Initially, we need to forgive ourselves as a prelude to being able to forgive another. This is a hard enough task for most people. without self-love, we will struggle with forgiving our parents.

Most of us are unlikely to be tasked with forgiving a murderer, or other cruel and sadistic damaged humans. More than likely it will be related to forgiving a parent or carer from our youth. and the suppression of our anger will be the price we paid at the time. It is important to forgive them if we are to re-own our righteous anger.

Remember Anger is another word for self-worth and the defining of our boundaries which we are willing to protect at any cost.

How do we forgive a parent/carer?
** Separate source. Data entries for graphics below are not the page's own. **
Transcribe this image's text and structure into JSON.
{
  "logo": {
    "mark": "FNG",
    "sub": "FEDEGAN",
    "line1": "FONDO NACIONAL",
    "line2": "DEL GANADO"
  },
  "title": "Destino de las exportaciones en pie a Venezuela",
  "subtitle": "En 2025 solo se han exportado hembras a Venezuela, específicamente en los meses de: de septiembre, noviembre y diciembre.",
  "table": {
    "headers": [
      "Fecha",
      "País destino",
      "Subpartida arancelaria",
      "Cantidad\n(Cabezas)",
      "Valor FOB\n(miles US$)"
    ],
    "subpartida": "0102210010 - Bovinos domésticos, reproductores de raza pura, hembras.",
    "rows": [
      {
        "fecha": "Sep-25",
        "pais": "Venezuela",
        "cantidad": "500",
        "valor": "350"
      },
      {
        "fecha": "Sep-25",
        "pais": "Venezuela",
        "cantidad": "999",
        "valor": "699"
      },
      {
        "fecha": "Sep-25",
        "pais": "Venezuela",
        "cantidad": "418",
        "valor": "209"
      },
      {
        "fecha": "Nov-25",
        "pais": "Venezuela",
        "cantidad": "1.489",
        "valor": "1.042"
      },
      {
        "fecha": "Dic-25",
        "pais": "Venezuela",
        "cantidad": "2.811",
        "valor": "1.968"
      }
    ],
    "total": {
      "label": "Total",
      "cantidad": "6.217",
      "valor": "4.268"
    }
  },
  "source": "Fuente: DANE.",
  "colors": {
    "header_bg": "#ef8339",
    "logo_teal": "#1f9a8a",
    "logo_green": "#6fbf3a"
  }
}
Well, with great difficulty, we harbor a lot of pain and that needs to be experienced and released. We then need to appreciate that our parents are the result of their parents and so forth. We have all been damaged by the previous generation, they more than likely did their best for us within their limitations. But I assure you that within their psyche there was a part that truly loved you.

Look at yourself, you are damaged, there are parts of you you dislike, and there is a part of you that loves your children. Your parents were probably even more dysfunctional than you, there will nevertheless be a part of them that truly loved you.

To forgive does not imply condoning someone’s behavior. We forgive because we place ourselves in their shoes and appreciate that they are broken, as we all are. But they may be too broken for us to continue any involvement with them for it is important to value ourselves first.